The big problem for RAD stock is that those numbers are looking backward — but going forward, profits are going to decline. First-quarter adjusted EBITDA (as reported) fell 33%. Pharmacy sales growth has steadily turned negative, moving from +3.9% in Q1 FY16 to -5% in both Q4 FY17 and Q1 FY18.

Those profits are going to continue falling, at least in the near-term. Management said on the Q1 conference call that margins in pharmacy would be challenged for at least the rest of the year. Reimbursement rate pressure continues unabated. Rite Aid does have some room for improvement, but it’s already cut store-level spending, and that figure likely will rise going forward due to labor and healthcare cost inflation.

Rite Aid still has enough debt that its valuation can’t handle falling profits.

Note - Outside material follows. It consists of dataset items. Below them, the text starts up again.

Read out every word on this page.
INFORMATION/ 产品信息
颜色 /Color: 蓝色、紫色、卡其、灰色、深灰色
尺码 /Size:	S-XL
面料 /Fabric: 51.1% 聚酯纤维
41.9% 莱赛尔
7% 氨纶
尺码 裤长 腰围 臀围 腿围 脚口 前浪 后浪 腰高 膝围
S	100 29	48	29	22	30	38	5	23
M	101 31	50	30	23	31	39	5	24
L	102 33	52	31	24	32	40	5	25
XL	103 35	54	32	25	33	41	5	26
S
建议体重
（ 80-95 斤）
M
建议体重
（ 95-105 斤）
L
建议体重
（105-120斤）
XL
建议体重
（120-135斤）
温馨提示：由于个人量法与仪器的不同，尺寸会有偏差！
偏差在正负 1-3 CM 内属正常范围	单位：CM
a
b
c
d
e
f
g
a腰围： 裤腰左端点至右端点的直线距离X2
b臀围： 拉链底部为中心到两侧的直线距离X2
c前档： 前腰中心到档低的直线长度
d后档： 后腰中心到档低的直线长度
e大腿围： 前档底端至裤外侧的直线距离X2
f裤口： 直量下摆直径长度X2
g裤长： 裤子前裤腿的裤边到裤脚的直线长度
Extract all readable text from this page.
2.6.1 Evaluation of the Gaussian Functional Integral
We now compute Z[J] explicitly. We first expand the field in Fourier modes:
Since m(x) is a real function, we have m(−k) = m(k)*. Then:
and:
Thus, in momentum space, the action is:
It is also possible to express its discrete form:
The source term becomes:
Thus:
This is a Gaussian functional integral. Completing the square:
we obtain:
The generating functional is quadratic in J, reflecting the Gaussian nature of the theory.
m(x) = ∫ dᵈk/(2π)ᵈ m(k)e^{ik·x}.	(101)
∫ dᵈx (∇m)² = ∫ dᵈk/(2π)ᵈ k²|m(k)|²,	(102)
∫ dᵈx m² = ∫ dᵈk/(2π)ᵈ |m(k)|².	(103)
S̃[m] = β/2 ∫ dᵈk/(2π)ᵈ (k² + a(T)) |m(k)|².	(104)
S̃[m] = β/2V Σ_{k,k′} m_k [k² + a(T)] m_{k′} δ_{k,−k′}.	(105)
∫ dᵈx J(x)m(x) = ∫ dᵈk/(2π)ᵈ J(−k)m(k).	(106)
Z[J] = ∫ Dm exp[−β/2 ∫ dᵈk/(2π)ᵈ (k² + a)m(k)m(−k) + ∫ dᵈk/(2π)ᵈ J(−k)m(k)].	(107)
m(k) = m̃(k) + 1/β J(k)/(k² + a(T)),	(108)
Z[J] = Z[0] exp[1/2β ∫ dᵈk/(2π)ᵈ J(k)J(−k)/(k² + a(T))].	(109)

Assuming pro forma EBITDA falls from $743 million in FY17 to $600 million in FY18 — a much better performance than Q1 implies — the leverage ratio suddenly rises back toward 4x. The EV/EBITDA multiple expands to a more normalized 8x. And the seeming premiums in a buyout largely evaporate; a 10x multiple only values Rite Aid stock at $3.

Avoid RAD Stock

That’s not enough, because there isn’t a natural buyer for the rest of Rite Aid. CVS Health Corp (NYSE:CVS) likely has little interest in going through the same drama that Walgreens did. Rite Aid’s EnvisionRx PBM is too small for massive rivals like Express Scripts Holding Company (NASDAQ:ESRX), CVS’ CareMark, or UnitedHealth Group Inc (NYSE:UNH) to have any interest.

Even if earnings stabilize, Rite Aid stock isn’t cheap. And even that ignores the still-present risk that the revised deal might fall through.

RAD stock might look cheap, and this might look like a bottom. But if current trends hold, Rite Aid stock has further to fall.

As of this writing, Vince Martin did not hold a position in any of the aforementioned securities.

After spending time at a retail brokerage, Vince Martin has covered the financial industry for close to a decade for InvestorPlace.com and other outlets.